High tech has become less focused on hardware, which requires factory-sized setting, to cloud computing that allows companies to succeed quickly and shrink their footprints.

With this, a new generation of tech talent has emerged where designers, composers, marketers, and copywriters are needed just as much as engineers. And this talent pool want to live in denser, livelier and less car dependent urban locations where society and technology can inspire each other.

This has pushed tech giants like Twitter, Instagram, Pinterest, and Zyna to locate their head quarters in San Francisco. “Specifically for NZ high-technology companies there is a need to focus on recruiting and retaining top talent that have specialized skills designed for growth. San Francisco is where you will find them.” –Catherine Robinson.

3. Sense of community

Screen Shot 2014-08-28 at 9.48.30 amWith these talent clusters comes a strong sense of community built around work-life balance.  Business is not limited to the office, they live and breathe the startup culture through constantly networking, throwing launch parties, attending demos, awards shows, and conferences. Along with nightly events- more bikes and pedestrians crowd the streets, food trucks float to the area daily, and the debate on kombucha or drip coffee continues in boutique coffee shops.

With the assortment of top tech companies blocks away from Kiwi Landing Pad, it’s not uncommon to overhear conversations from tech celebrities at Sight Glass, or have a drink with a founder at events like Startup Tech Mixer 

4. Proximity to amenities & public transport

Besides the Caltrain in central SoMa, the $1.59 billion ‘Central Subway Project’ is set to be finished in 2019 and will stretch 1.7 miles with stops at 4th and Brannan Street, the Moscone Center, Union Square and Chinatown.

Previous Kiwi Landing Pad resident Modlar recently moved into their own office just blocks from the Caltrain and AT&T Park. CEO Scott Barrington said that he was very set on securing a spot in SoMa due to its great mixture of cafes, bars and public transport. “There’s a great community of tech companies in SoMa. It’s handy to everything making it a great place for our employees.”
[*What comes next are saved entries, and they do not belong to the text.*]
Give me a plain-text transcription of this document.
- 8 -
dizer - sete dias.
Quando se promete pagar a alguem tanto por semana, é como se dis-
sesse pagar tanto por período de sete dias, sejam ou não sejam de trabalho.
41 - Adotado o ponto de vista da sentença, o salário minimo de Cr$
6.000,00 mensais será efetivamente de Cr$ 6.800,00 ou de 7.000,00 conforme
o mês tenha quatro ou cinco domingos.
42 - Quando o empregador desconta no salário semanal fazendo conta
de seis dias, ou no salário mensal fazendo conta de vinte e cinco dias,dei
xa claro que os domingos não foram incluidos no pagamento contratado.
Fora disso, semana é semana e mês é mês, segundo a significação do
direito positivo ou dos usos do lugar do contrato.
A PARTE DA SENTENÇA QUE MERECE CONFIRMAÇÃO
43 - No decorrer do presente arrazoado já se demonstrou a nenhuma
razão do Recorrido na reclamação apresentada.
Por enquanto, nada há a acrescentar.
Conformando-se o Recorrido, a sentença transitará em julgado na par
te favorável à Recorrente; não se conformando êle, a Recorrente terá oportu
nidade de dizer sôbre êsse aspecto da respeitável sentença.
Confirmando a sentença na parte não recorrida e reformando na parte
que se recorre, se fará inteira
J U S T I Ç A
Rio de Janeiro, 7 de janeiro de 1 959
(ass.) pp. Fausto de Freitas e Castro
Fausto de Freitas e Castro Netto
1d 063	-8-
However securing a spot in SoMa is not easy. “You’ve got to move very fast, it’s like an auction process here. We put offers on multiple places before we secured this office.”

5. Role of local Government

Contributing to the clustering are city initiatives that focus on maintaining the area’s vibrant economic and physical diversity, and sustaining growth. Programs like the ‘TechSF Workforce Training Initiative’ to train and re-skill San Francisco residents, and tax incentives that reduce payroll tax for technology startups.

Pam Ford is from ATEED and is based at Kiwi Landing Pad to build on the relationships established during last years America’s Cup. “The support for a sustainable start up technology sector here in San Francisco is impressive. The city recognizes that a considerable share of talent and founders of high tech start ups in San Francisco are from many other countries, like New Zealand. They are welcoming and are conscious of this in their planning of areas like SoMa, making it easier for New Zealand companies to build and scale a company here.”